Um festzustellen, ob eine Meningitis vorliegt, erfolgt eine Lumbalpunktion. Bei diesem schnellen und schmerzlosen Eingriff entnimmt ein Arzt Nervenflüssigkeit aus einem Wirbelkanal.

Handelt es sich um eine virale Infektion, ist dies zwar mit starken Schmerzen verbunden, drastische Folgen sind indes äußerst selten. Die Behandlung richtet sich primär auf eine Symptombekämpfung. Spezielle Medikamente, die gezielt gegen bestimmte Viren wirken, kommen nur selten zum Einsatz.

Leider sieht es bei der bakteriellen Hirnhautentzündung deutlich schlechter aus. Hier besteht akuter Handlungsbedarf, um weitergehende Komplikationen zu verhindern und die Bakterien schnellstmöglich abzutöten.
In der Regel erfolgt eine Erstbehandlung mittels Breitbandantibiotika. Sobald eine bakterielle Infektion bestätigt und die jeweiligen Bakterien identifiziert wurden, kann eine spezifische Antibiotikabehandlung einsetzen.

Kinderhand mit Infusionsnadeln

Eine rechtzeitige Antibiotika-Behandlung ist oftmals lebensrettend.

Generell gilt, dass eine bakterielle Infektion gut behandelbar ist, sofern sie frühzeitig erkannt wird. Problematisch wird es, wenn das Immunsystem geschwächt oder die Infektionen weit fortgeschritten ist.

Schreitet die bakterielle Hirnhautentzündung rasch voran, kann dies nicht nur Langzeitschäden für ein Kind nach sich ziehen, sondern im schlimmsten Fall tödlich enden. Besonders problematisch wird es, wenn aus der Hirnhautentzündung eine Hirnentzündung wird, sodass dauerhafte Schäden zurückbleiben können.

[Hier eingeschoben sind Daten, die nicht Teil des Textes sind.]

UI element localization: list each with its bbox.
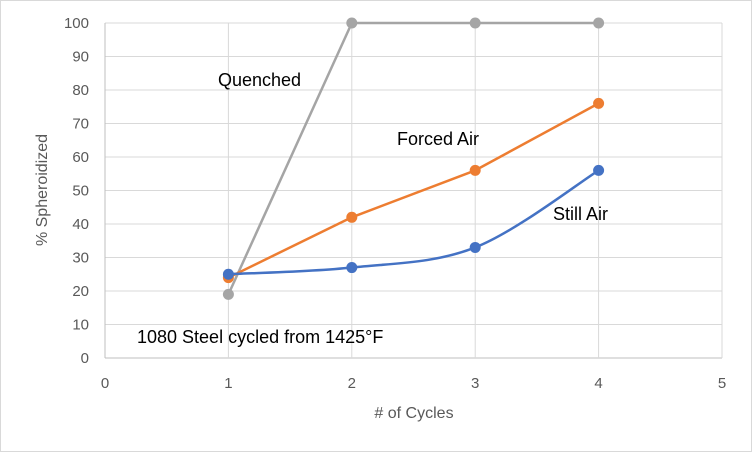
y-tick-label: 20 bbox=[72, 283, 89, 300]
y-tick-label: 70 bbox=[72, 116, 89, 133]
series-layer bbox=[222, 17, 605, 300]
series-line-forced-air bbox=[227, 102, 600, 279]
data-point-forced-air-4 bbox=[593, 97, 605, 109]
series-label-still-air: Still Air bbox=[553, 204, 608, 224]
series-label-forced-air: Forced Air bbox=[397, 129, 479, 149]
data-point-quenched-4 bbox=[593, 17, 605, 29]
data-point-still-air-3 bbox=[469, 241, 481, 253]
series-still-air bbox=[222, 164, 605, 280]
y-tick-label: 60 bbox=[72, 149, 89, 166]
y-tick-label: 30 bbox=[72, 250, 89, 267]
gridlines bbox=[104, 22, 723, 359]
data-point-still-air-2 bbox=[346, 262, 358, 274]
data-point-forced-air-2 bbox=[346, 211, 358, 223]
data-point-forced-air-3 bbox=[469, 164, 481, 176]
series-line-quenched bbox=[227, 21, 600, 296]
y-axis-ticks: 0 10 20 30 40 50 60 70 80 90 100 bbox=[64, 15, 89, 367]
y-tick-label: 40 bbox=[72, 216, 89, 233]
x-tick-label: 1 bbox=[224, 375, 232, 392]
x-tick-label: 0 bbox=[101, 375, 109, 392]
data-point-still-air-1 bbox=[222, 268, 234, 280]
x-tick-label: 4 bbox=[594, 375, 602, 392]
y-tick-label: 0 bbox=[81, 350, 89, 367]
data-point-quenched-1 bbox=[222, 288, 234, 300]
x-axis-title: # of Cycles bbox=[374, 405, 453, 422]
data-point-quenched-3 bbox=[469, 17, 481, 29]
series-line-still-air bbox=[227, 169, 600, 276]
data-point-quenched-2 bbox=[346, 17, 358, 29]
y-axis-title: % Spheroidized bbox=[34, 134, 51, 246]
y-tick-label: 100 bbox=[64, 15, 89, 32]
series-label-quenched: Quenched bbox=[218, 70, 301, 90]
y-tick-label: 50 bbox=[72, 183, 89, 200]
series-quenched bbox=[222, 17, 605, 300]
x-tick-label: 2 bbox=[348, 375, 356, 392]
y-tick-label: 80 bbox=[72, 82, 89, 99]
y-tick-label: 10 bbox=[72, 317, 89, 334]
x-tick-label: 3 bbox=[471, 375, 479, 392]
data-point-still-air-4 bbox=[593, 164, 605, 176]
y-tick-label: 90 bbox=[72, 49, 89, 66]
chart-annotation: 1080 Steel cycled from 1425°F bbox=[137, 327, 383, 347]
x-tick-label: 5 bbox=[718, 375, 726, 392]
x-axis-ticks: 0 1 2 3 4 5 bbox=[101, 375, 726, 392]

Haben die Bakterien eine kritische Anzahl erreicht, kann dies eine Blutvergiftung auslösen, die in der Folge zu einem Multiorganversagen führen kann.

Sicherlich klingt es nach einem Horrorszenario für jeden, der diese Zeilen liest. Allerdings treten bakterielle Hirnhautzündungen lediglich bei etwa 3 von 100.000 Menschen auf. Das Risiko, an dieser Erkrankung zu sterben, sinkt mit zunehmendem Alter, da das Immunsystem besser funktioniert.

5. Eine Meningitis-Impfung ist möglich

Schild warnt vor Zeckengefahr im Wald - Hintergrund mit Sonneschein

In FSME-Risikogebieten tragen bis zu 2 % aller Zecken das FSME-Virus in sich.

Da sowohl die virale als auch die bakterielle Form der Hirnhautentzündung sehr ansteckend sind, besteht der bestmögliche Schutz in einer Impfung.

Aufgrund der Seltenheit der Erkrankung ist eine generelle Impfung im Kindergarten jedoch nicht angebracht. Es existiert zwar ein spezieller Impfstoff, jedoch ist dieser nicht in der Lage, Sie vor allen Bakterien und Viren zu schützen.

Eine spezielle Impfung gegen Meningokokken sowie Pneumokokken erfolgt lediglich bei einem schwachen Immunsystem. Liegen hingegen keine Grunderkrankungen vor, empfiehlt die ständige Impfkommission, kurz STIKO, keine Impfung für Säuglinge und Kleinkinder.

Eine Besonderheit gilt für das hauptsächlich von Zecken übertragene FSME-Virus. Auch wenn die Impfung gegen diese spezielle Form der Frühsommer-Meningoenzephalitis nicht unumstritten ist, sollten Sie über eine Impfung nachdenken, sofern Sie in einem Risikogebiet wohnen und sich viel im Wald oder auf Wiesen aufhalten.